Unscrupulous bosses will use the Howard Government’s WorkChoices legislation to shaft workers at the bottom end of the skills table, according to an experienced employer advocate. Civil contractors’ representative, Doug Huett, has added his voice to community and union concerns about Workplace Relations Minister Kevin Andrews’ legislation.

"Make no mistake, after 20 years as a senior industrial advocate representing employers, I can tell you categorically a lot of unscrupulous employers will take advantage of this new legislation", Huett warns in the Construction magazine.

"That’s the job — if you don’t like it, off you go", he predicts will be the employer attitude.

Huett, who has tangled regularly with unions, including the CFMEU, AMWU and AWU, as national executive director of the Civil Contractors’ Federation, took issue with key arguments underpinning WorkChoices.

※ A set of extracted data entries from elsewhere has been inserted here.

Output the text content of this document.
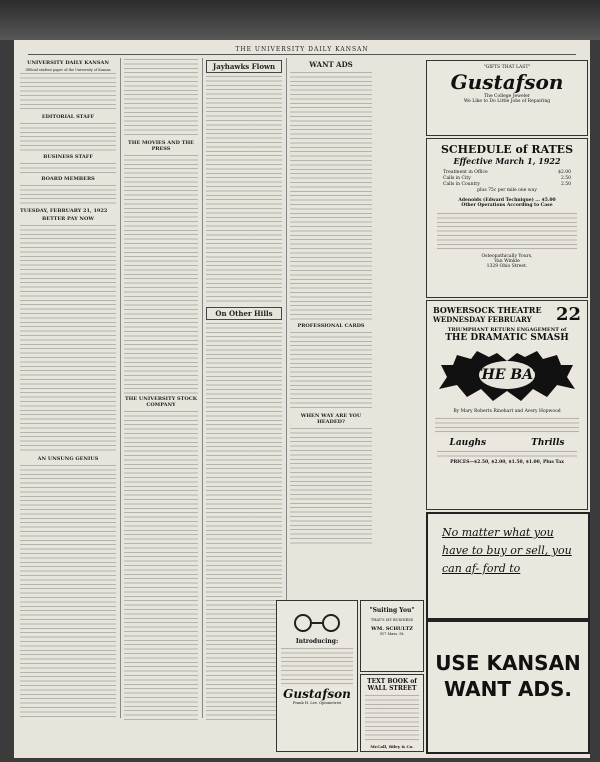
THE UNIVERSITY DAILY KANSAN
UNIVERSITY DAILY KANSAN
Official student paper of the University of Kansas
EDITORIAL STAFF
BUSINESS STAFF
BOARD MEMBERS
TUESDAY, FEBRUARY 21, 1922
BETTER PAY NOW
AN UNSUNG GENIUS
THE MOVIES AND THE PRESS
THE UNIVERSITY STOCK COMPANY
Jayhawks Flown
On Other Hills
WANT ADS
PROFESSIONAL CARDS
WHEN WAY ARE YOU HEADED?
Introducing:
Gustafson
Frank H. Lee, Optometrist
"Suiting You"
THAT'S MY BUSINESS
WM. SCHULTZ
917 Mass. St.
TEXT BOOK of WALL STREET
McCall, Riley & Co.
"GIFTS THAT LAST"
Gustafson
The College Jeweler
We Like to Do Little Jobs of Repairing
SCHEDULE of RATES
Effective March 1, 1922
Treatment in Office	$2.00
Calls in City	2.50
Calls in Country	2.50
plus 75c per mile one way
Adenoids (Edward Technique) ... $5.00
Other Operations According to Case
Osteopathically Yours,
Van Winkle
1329 Ohio Street.
BOWERSOCK THEATRE
WEDNESDAY FEBRUARY	22
TRIUMPHANT RETURN ENGAGEMENT of
THE DRAMATIC SMASH
THE BAT
By Mary Roberts Rinehart and Avery Hopwood
Laughs	Thrills
PRICES—$2.50, $2.00, $1.50, $1.00, Plus Tax
No matter what you have to buy or sell, you can af- ford to
USE KANSAN WANT ADS.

He said unfair dismissal protections had gone from "the sublime to the ridiculous".

He criticised the old regime as "ridiculously stringent" but characterised its replacement as a simple case of "you’re sacked".

Huett also contested the Federal Government’s contention that minimum wages had been set by members of an "industrial relations club" who didn’t pay enough attention to hard economic evidence.

He described the volume of economic evidence at National Wage Case proceedings, before the AIRC (Australian Industrial Relations Commission), as "mind boggling".

"I seem to recall Howard saying that the new Commission [Fair Pay Commission] will be made up of highly qualified people more able to determine what is fair pay. Conversely, the AIRC which broadly comprises appointments from both the employer and employee sides of the ‘industrial relations club’ — solicitors, senior advocates, union officials, ACTU officers, all with vast industrial relations experience — and, therefore, not deemed to be able to set a minimum wage", he wrote.

Huett was national executive director of the Civil Contractors Federation from 1988-2002 and now works as a consultant to employers in the civil construction industry.